Although the RM-VL600 includes more macros than most budget remotes, options for those macros are few. The only way to insert a pause between two commands is, according to the manual, to press the component button again for a 0.4 second delay. This isn't exactly useful in situations where pauses are truly needed, since just 5 seconds worth of delay would require 13 of the 16 available steps.

The inter-command playback timing for macro steps cannot be adjusted from the default setting, which is basically "fast". I timed a 16 step macro with the mandatory 1 device change at roughly 4.5 seconds, while a similar macro with 8 device changes took exactly the same amount of time. These are interesting results compared to the RM-VL710 which clocked in, respectively, at 8 seconds and 6 seconds with the same macros. One other feature that would be nice is the possibility of customizing the 2-second hold time requirement for component select buttons, since the default delay is a little long.

If you don't need all 12 of those macros it's also possible to store a single learned infrared command on each of the macro-capable buttons - useful if all you want is an input command or to turn a particular device on or off. This command will be transmitted instantly each time the button is pressed.

Speaking of powering on devices, the RM-VL600 includes a specialized "power on" function for most Sony equipment that, when activated, will turn on the device when the component selection button is pressed. As mentioned this only works with Sony equipment and can be combined with a Component Select macro on the same button (while learned functions on those keys cannot be combined with anything).

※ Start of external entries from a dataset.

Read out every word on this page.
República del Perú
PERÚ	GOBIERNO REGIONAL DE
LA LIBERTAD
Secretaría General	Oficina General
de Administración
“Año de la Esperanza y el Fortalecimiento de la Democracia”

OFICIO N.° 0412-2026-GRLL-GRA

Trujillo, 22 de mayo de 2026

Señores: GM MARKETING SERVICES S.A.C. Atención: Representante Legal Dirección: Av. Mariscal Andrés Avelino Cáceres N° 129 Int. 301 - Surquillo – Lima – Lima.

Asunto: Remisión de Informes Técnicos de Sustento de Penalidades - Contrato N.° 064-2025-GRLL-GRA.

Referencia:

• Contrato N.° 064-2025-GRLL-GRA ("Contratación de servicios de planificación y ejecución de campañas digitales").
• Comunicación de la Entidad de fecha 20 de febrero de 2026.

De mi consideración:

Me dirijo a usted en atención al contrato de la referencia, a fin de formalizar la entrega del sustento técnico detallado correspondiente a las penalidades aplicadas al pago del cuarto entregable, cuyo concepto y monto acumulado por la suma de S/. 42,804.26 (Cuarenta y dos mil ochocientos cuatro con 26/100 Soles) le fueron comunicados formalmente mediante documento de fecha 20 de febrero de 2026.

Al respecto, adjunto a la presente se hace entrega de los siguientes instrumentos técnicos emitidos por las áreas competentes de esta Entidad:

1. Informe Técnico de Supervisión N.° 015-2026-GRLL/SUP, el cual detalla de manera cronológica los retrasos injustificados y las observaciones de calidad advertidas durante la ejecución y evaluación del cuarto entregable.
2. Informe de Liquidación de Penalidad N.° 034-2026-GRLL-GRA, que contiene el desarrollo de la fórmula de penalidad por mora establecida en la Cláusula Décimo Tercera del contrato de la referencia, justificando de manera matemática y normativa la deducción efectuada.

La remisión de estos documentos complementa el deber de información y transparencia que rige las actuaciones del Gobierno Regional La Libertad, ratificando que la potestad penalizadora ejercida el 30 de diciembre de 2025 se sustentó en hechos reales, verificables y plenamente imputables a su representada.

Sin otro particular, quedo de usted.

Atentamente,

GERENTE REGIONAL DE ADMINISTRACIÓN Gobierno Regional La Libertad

There is no matching "power off" feature.

Micro macros - still hanging around!
The RM-VL600's packaging is rather vague on exactly what sort of learning capabilities the remote features. Recent Sony models have advertised that they can learn codes up to 500kHz in frequency and 250-bits in length, far more than average remotes that classically top out at 50kHz and 20 or 30 bits. But despite the absence of technical specifications it would appear that the RM-VL600 does in fact include the same capabilities as previous models - which is great news since that means it's "micro macro" capable!

"Micro macros?" you might say, "Isn't that sort of redundant?"

No doubt this isn't something that you'll see advertised on any of Sony's boxes (although one of their high-end LCD models did turn this into an official capability), but "micro macros" is the process - or some might call art - of capturing more than one command on a single button. You see, most infrared signals require only 8 to 24 bits worth of space, while the RM-VL600 supports codes up to 250-bits long. So, with practice, it's possible to learn four or more commands onto any of the remote's buttons - and those commands don't need to be for the same device or even brand of device. "Micros" are an especially handy way to put favorite channel macros on otherwise unused keys.